Excel-tabellen worden gebruikt voor gegevensverwerking, taken voor het programma zijn geschreven met speciale uitdrukkingen - formules. Ze kunnen rekenkundig en logisch zijn. U kunt kant-en-klare formules gebruiken of uw eigen formules maken.
instructies:
Stap 1
Berekeningen worden in Excel formules genoemd en deze uitdrukkingen beginnen met een gelijkteken. Symboolaanduiding op het toetsenbord =. Typ in een willekeurige cel van het Excel-spreadsheet = en vervolgens het rekenkundige record. Druk na het invoeren van de te berekenen uitdrukking op Enter. Zie het telresultaat. Een voorbeeld kan van enige complexiteit zijn, de volgorde van acties wordt bepaald door de plaatsing van haakjes.
Stap 2
Om meerdere parameters te berekenen, vult u de Excel-tabel in Schrijf in cel A1 de kop "Naam", in cel B1 "Aantal" en in cel C1 "Prijs". Zo wordt de kopregel verkregen.
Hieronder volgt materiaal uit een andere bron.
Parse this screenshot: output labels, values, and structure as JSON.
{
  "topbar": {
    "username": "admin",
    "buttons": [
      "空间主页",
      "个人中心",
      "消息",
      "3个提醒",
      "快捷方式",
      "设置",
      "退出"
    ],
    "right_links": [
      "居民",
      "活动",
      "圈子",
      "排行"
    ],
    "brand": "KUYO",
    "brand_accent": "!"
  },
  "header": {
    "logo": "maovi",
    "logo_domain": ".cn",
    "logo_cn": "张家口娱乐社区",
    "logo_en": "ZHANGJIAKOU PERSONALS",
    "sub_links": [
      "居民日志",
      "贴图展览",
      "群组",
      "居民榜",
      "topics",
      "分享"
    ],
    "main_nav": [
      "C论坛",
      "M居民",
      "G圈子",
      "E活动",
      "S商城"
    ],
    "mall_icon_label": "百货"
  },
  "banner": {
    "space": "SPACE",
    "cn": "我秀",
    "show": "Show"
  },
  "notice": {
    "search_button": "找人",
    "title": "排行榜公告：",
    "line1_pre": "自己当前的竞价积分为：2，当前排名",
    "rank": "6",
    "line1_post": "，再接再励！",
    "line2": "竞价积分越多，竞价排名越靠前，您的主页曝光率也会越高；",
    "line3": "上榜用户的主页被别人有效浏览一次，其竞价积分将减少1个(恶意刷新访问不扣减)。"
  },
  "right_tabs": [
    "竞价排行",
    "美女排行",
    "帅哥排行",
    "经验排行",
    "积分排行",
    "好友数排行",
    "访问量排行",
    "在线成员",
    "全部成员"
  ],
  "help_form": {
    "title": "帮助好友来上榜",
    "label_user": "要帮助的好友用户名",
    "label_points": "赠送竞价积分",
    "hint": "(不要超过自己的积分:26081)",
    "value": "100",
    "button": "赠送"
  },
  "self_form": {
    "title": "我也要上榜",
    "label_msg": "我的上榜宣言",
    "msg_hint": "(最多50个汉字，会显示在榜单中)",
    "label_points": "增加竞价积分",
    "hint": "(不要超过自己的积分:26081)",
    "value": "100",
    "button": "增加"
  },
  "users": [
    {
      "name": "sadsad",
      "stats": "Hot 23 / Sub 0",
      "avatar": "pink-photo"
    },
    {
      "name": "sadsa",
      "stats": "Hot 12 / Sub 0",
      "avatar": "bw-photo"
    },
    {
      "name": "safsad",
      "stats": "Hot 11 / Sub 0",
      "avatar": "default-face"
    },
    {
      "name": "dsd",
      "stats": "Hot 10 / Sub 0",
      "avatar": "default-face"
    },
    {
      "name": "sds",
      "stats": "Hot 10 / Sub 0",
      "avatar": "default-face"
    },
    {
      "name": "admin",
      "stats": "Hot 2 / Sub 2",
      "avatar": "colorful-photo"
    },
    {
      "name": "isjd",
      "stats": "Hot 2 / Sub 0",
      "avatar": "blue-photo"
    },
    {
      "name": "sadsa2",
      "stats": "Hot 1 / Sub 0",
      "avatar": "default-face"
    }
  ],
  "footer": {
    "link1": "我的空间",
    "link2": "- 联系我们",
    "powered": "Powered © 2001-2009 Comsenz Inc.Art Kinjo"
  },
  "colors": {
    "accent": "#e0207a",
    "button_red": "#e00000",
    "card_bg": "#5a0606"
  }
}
Vul een aantal items in de tabel in, met vermelding van de hoeveelheid en de prijs. De data-array is klaar. Schrijf "Bedrag" in cel D1. Deze parameter moet worden berekend.
Stap 3
Stel het berekeningsalgoritme in op het programma. Typ = in cel D2. U bent begonnen met het typen van een formule. Voer vervolgens "B2" in. Om dit te doen, klikt u eenvoudig op cel B2. Geef een actie op door het vermenigvuldigingsteken * te typen. Voer de tweede factor in door op cel C2 te klikken. Beëindig de taak door op de Enter-toets te drukken. In cel D2 ziet u het resultaat van de berekening.
Stap 4
Klik op cel D2 en kijk naar de formulebalk bovenaan de tabel. U ziet de gegeven formule:
f (x) = B2 * C2
Als u nu de getallen in cel B2 of C2 wijzigt, verschijnt er een nieuw resultaat in cel D2. Het programma voert de actie uit die is gespecificeerd door de formule voor deze rij van de tabel met de nieuwe gegevens. U kunt een uitdrukking voor berekening rechtstreeks in de formulebalk invoeren.
Stap 5
Naast rekenen zijn er ook logische formules in Excel. U moet ook beginnen met het invoeren van een logische formule met het =-teken. Voer de taak in de gewenste cel of in de formulebalk in:
= IF ([de voorwaarde die het programma zal controleren]; [uitdrukking in de cel als aan de voorwaarde is voldaan]; [invoer in de cel als de voorwaarde niet waar is])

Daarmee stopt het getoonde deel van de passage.